Le conte de fées est un apologue qui relève du merveilleux. Sérieux et éducatif, il est très en vogue au XVIIe siècle. Ex : « Le petit chaperon rouge » dans Les
Contes de ma mère l'Oye de Charles Perrault (XVIIe).
Le conte philosophique est un apologue qui invite à la réflexion philosophique tout en présentant souvent un caractère comique, notamment à travers l'ironie.
Ce genre est très prisé au XVIIIe siècle. Ex : Candide de Voltaire (XVIIIe) ; Micromégas de Voltaire (XVIIIe).
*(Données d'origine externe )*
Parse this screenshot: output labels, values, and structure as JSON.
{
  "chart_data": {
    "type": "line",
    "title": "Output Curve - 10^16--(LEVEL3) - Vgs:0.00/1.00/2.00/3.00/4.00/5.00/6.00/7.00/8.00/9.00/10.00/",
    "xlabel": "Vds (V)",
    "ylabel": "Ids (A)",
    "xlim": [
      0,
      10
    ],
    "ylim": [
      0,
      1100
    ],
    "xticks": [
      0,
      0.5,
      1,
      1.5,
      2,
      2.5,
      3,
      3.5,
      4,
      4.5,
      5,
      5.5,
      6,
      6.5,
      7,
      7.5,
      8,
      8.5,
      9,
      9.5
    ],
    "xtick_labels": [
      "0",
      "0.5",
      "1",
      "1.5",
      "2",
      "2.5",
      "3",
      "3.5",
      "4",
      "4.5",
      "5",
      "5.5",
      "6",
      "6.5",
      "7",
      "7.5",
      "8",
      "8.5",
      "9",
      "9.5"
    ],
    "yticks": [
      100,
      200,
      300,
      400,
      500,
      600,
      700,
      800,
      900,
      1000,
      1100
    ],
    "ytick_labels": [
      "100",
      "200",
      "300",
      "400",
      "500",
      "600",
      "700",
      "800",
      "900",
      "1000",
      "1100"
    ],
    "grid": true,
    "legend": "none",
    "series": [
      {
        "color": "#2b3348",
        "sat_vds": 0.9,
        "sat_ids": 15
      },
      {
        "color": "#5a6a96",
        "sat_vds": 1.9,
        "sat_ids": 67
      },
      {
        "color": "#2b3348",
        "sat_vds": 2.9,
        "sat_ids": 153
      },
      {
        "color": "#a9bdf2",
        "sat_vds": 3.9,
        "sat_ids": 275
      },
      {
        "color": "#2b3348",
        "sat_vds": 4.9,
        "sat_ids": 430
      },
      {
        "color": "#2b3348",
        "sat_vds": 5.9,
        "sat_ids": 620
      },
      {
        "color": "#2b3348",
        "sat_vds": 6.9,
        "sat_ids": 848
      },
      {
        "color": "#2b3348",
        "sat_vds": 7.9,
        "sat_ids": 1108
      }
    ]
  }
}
La parabole est un apologue porteur d'une morale religieuse. C'est un récit allégorique et imagé. Ex : « Parabole de la brebis égarée » (Bible) ; « Parabole de
l'enfant prodigue » (Bible).
Le portrait satirique se rapproche de l'apologue en ce qu'il brosse un portrait universel de caractère, destiné à être réinvesti par le lecteur. Ex : Les Caractères
de Théophraste (Antiquité) ; Les Caractères de La Bruyère (XVIIe).
LE ROMAN À THÈSE
Le roman fable est un conte philosophique assez long et appelé « roman » par son auteur. Il présente des personnages caricaturés, souvent des animaux, insistant
ainsi sur le côté plaisant et léger de son propos. Ex : La ferme des animaux de G. Orwell (XXe) ; Lorsque j'étais un œuvre d'art de Schmitt (XXe)
Le roman philosophique est proche du roman fable mais se donne davantage des apparences de réel et de sérieux. La réflexion y est souvent également plus
approfondie. Ex : Lettres persanes de Montesquieu (XVIIIe)
L'utopie est un apologue présentant une société fictive idéale. Ex d'utopies : L'Utopie de Thomas More (XVIe) ; l'Eldorado dans Candide de Voltaire (XVIIIe) ;
l'abbaye de Thélème dans Gargantua de Rabelais (XVIe)
La dystopie ou contre-utopie est le contraire d'une utopie. C'est un apologue présentant une société fictive cauchemar, celle que redoute l'auteur dans un futur
plus ou moins proche. Ex : 1984 de George Orwell (XXe) ; Le meilleur des mondes d'Huxley (XXe)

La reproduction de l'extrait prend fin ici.